Longtime city columnist Jim Schutze is out at the Dallas Observer today after 22 years.

The beloved curmudgeon and scourge of Dallas City Hall made the announcement today via a Facebook post in which he calls his departure a “mutual agreement that they told me about.”

After starting his career in Detroit, Schutze initially came to Dallas to work at the Dallas Times Herald throughout the ’80s. It was while under the employ of that lamented daily paper where he penned The Accommodation, a book about the systemic racial divide of the city — one that D Magazine would later call “the most dangerous book in Dallas.”

In 1998, Schutze would release the true crime book Bully: A True Story Of High School Revenge, which would later be turned into a film, and join the staff of the Observer as its city columnist. In that role, he developed a reputation as a dogged reporter with an enviable Rolodex, and cultivated a caricature as a grouchy, call-it-like-it-is amplifier for the working man against the city establishment.

Even as his writings became increasingly less representative of the Observer‘s readership in recent years — particularly with regards to his coverage of the Amber Guyger trial last year — Schutze maintained a mostly Teflon reputation, with his voice still to be considered when it took up a position with which you disagreed.

Since posting his announcement late on Monday after, tributes to Schutze’s newsroom presence have been sprouting up across social media, particularly among his old colleagues. Robert Wilonsky, who worked with Schutze at the Times Herald and the Observer before leaving for the Dallas Morning News, called working with Schutze “a privilege” and noted that his departure from the paper was “a stunning development.” Joe Tone, who served as the editor of the Observer in the early ’10s, described Schutze as “the alt-weekly in human form.”

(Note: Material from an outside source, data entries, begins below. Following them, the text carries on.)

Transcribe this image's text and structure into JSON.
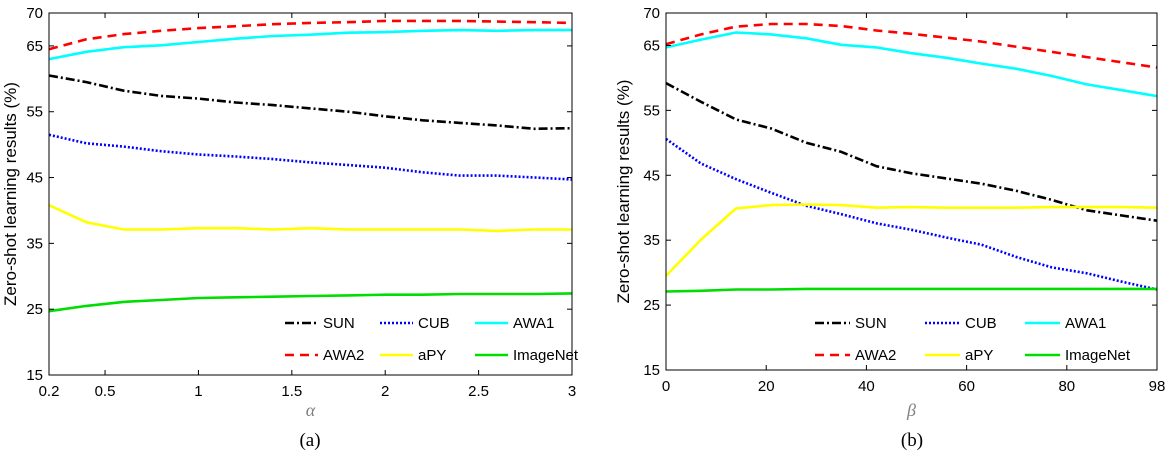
{
  "chart_data": [
    {
      "type": "line",
      "panel": "(a)",
      "xlabel": "α",
      "ylabel": "Zero-shot learning results (%)",
      "xticks": [
        {
          "v": 0.2,
          "label": "0.2"
        },
        {
          "v": 0.5,
          "label": "0.5"
        },
        {
          "v": 1,
          "label": "1"
        },
        {
          "v": 1.5,
          "label": "1.5"
        },
        {
          "v": 2,
          "label": "2"
        },
        {
          "v": 2.5,
          "label": "2.5"
        },
        {
          "v": 3,
          "label": "3"
        }
      ],
      "yticks": [
        {
          "v": 15,
          "label": "15"
        },
        {
          "v": 25,
          "label": "25"
        },
        {
          "v": 35,
          "label": "35"
        },
        {
          "v": 45,
          "label": "45"
        },
        {
          "v": 55,
          "label": "55"
        },
        {
          "v": 65,
          "label": "65"
        },
        {
          "v": 70,
          "label": "70"
        }
      ],
      "xlim": [
        0.2,
        3
      ],
      "ylim": [
        15,
        70
      ],
      "grid": false,
      "legend_position": "bottom-right",
      "x": [
        0.2,
        0.4,
        0.6,
        0.8,
        1.0,
        1.2,
        1.4,
        1.6,
        1.8,
        2.0,
        2.2,
        2.4,
        2.6,
        2.8,
        3.0
      ],
      "series": [
        {
          "name": "SUN",
          "color": "#000000",
          "style": "dashdot",
          "values": [
            60.5,
            59.5,
            58.2,
            57.4,
            57.0,
            56.4,
            56.0,
            55.5,
            55.0,
            54.3,
            53.7,
            53.3,
            52.9,
            52.4,
            52.5
          ]
        },
        {
          "name": "CUB",
          "color": "#0000ff",
          "style": "dotted",
          "values": [
            51.5,
            50.2,
            49.7,
            49.0,
            48.5,
            48.2,
            47.8,
            47.3,
            46.9,
            46.5,
            45.8,
            45.3,
            45.3,
            45.0,
            44.7
          ]
        },
        {
          "name": "AWA1",
          "color": "#00ffff",
          "style": "solid",
          "values": [
            63.0,
            64.1,
            64.8,
            65.1,
            65.6,
            66.1,
            66.5,
            66.7,
            67.0,
            67.1,
            67.3,
            67.4,
            67.3,
            67.4,
            67.4
          ]
        },
        {
          "name": "AWA2",
          "color": "#ff0000",
          "style": "dashed",
          "values": [
            64.5,
            66.0,
            66.8,
            67.3,
            67.7,
            68.0,
            68.3,
            68.5,
            68.6,
            68.8,
            68.8,
            68.8,
            68.7,
            68.6,
            68.5
          ]
        },
        {
          "name": "aPY",
          "color": "#ffff00",
          "style": "solid",
          "values": [
            40.8,
            38.2,
            37.1,
            37.1,
            37.3,
            37.3,
            37.1,
            37.3,
            37.1,
            37.1,
            37.1,
            37.1,
            36.9,
            37.1,
            37.1
          ]
        },
        {
          "name": "ImageNet",
          "color": "#00dd00",
          "style": "solid",
          "values": [
            24.7,
            25.5,
            26.1,
            26.4,
            26.7,
            26.8,
            26.9,
            27.0,
            27.1,
            27.2,
            27.2,
            27.3,
            27.3,
            27.3,
            27.4
          ]
        }
      ]
    },
    {
      "type": "line",
      "panel": "(b)",
      "xlabel": "β",
      "ylabel": "Zero-shot learning results (%)",
      "xticks": [
        {
          "v": 0,
          "label": "0"
        },
        {
          "v": 20,
          "label": "20"
        },
        {
          "v": 40,
          "label": "40"
        },
        {
          "v": 60,
          "label": "60"
        },
        {
          "v": 80,
          "label": "80"
        },
        {
          "v": 98,
          "label": "98"
        }
      ],
      "yticks": [
        {
          "v": 15,
          "label": "15"
        },
        {
          "v": 25,
          "label": "25"
        },
        {
          "v": 35,
          "label": "35"
        },
        {
          "v": 45,
          "label": "45"
        },
        {
          "v": 55,
          "label": "55"
        },
        {
          "v": 65,
          "label": "65"
        },
        {
          "v": 70,
          "label": "70"
        }
      ],
      "xlim": [
        0,
        98
      ],
      "ylim": [
        15,
        70
      ],
      "grid": false,
      "legend_position": "bottom-right",
      "x": [
        0,
        7,
        14,
        21,
        28,
        35,
        42,
        49,
        56,
        63,
        70,
        77,
        84,
        91,
        98
      ],
      "series": [
        {
          "name": "SUN",
          "color": "#000000",
          "style": "dashdot",
          "values": [
            59.2,
            56.3,
            53.6,
            52.2,
            50.0,
            48.6,
            46.4,
            45.3,
            44.5,
            43.7,
            42.6,
            41.2,
            39.6,
            38.8,
            38.0
          ]
        },
        {
          "name": "CUB",
          "color": "#0000ff",
          "style": "dotted",
          "values": [
            50.6,
            46.8,
            44.4,
            42.3,
            40.3,
            39.0,
            37.6,
            36.6,
            35.4,
            34.3,
            32.4,
            30.8,
            29.9,
            28.6,
            27.4
          ]
        },
        {
          "name": "AWA1",
          "color": "#00ffff",
          "style": "solid",
          "values": [
            64.7,
            65.9,
            67.0,
            66.7,
            66.1,
            65.1,
            64.7,
            63.8,
            63.1,
            62.2,
            61.4,
            60.3,
            59.0,
            58.1,
            57.2
          ]
        },
        {
          "name": "AWA2",
          "color": "#ff0000",
          "style": "dashed",
          "values": [
            65.2,
            66.7,
            67.9,
            68.3,
            68.3,
            68.0,
            67.3,
            66.8,
            66.2,
            65.6,
            64.8,
            64.0,
            63.2,
            62.4,
            61.6
          ]
        },
        {
          "name": "aPY",
          "color": "#ffff00",
          "style": "solid",
          "values": [
            29.5,
            35.1,
            39.9,
            40.4,
            40.5,
            40.4,
            40.0,
            40.1,
            40.0,
            40.0,
            40.0,
            40.1,
            40.1,
            40.1,
            40.0
          ]
        },
        {
          "name": "ImageNet",
          "color": "#00dd00",
          "style": "solid",
          "values": [
            27.1,
            27.2,
            27.4,
            27.4,
            27.5,
            27.5,
            27.5,
            27.5,
            27.5,
            27.5,
            27.5,
            27.5,
            27.5,
            27.5,
            27.5
          ]
        }
      ]
    }
  ]
}
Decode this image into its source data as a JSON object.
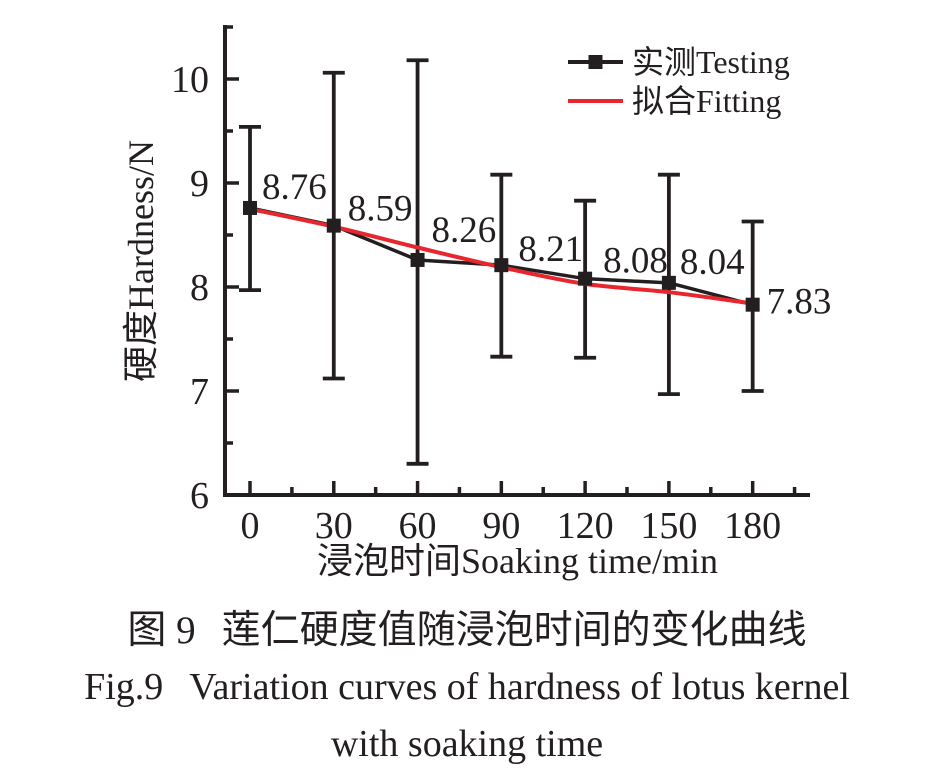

As a fellow former Observer co-worker of Schutze’s, I can only echo those sentiments. During our time working together, Schutze was always an inspiration in terms of both his work ethic and the respect with which he was treated throughout the city. He was particularly supportive of my efforts to feature Dallas musicians of color prominently in the paper’s entertainment coverage. The words of encouragement he would additionally offer at my attempts made to buck the system and do the unexpected are a large part of why I set out on the path to one day launch Central Track.

It is not yet entirely certain why Schutze is out at the Observer. It seems likely the move is the result of coronavirus-related budget concerns, but no one we’ve been in touch with at the Observer or its parent company have yet been able to provide additional insight beyond Schutze’s own post.

We will update this piece with that information should it become available.

Update at 9:35 p.m. on May 11: Reached for comment, Schutze confirms our suspicion that his release from the paper is indeed budget-related, and not his decision.

“I think they figure food, culture and [news reporter] Stephen Young are their best bets at survival,” Schutze says. “And fuck, they could be right. They ain’t idiots.”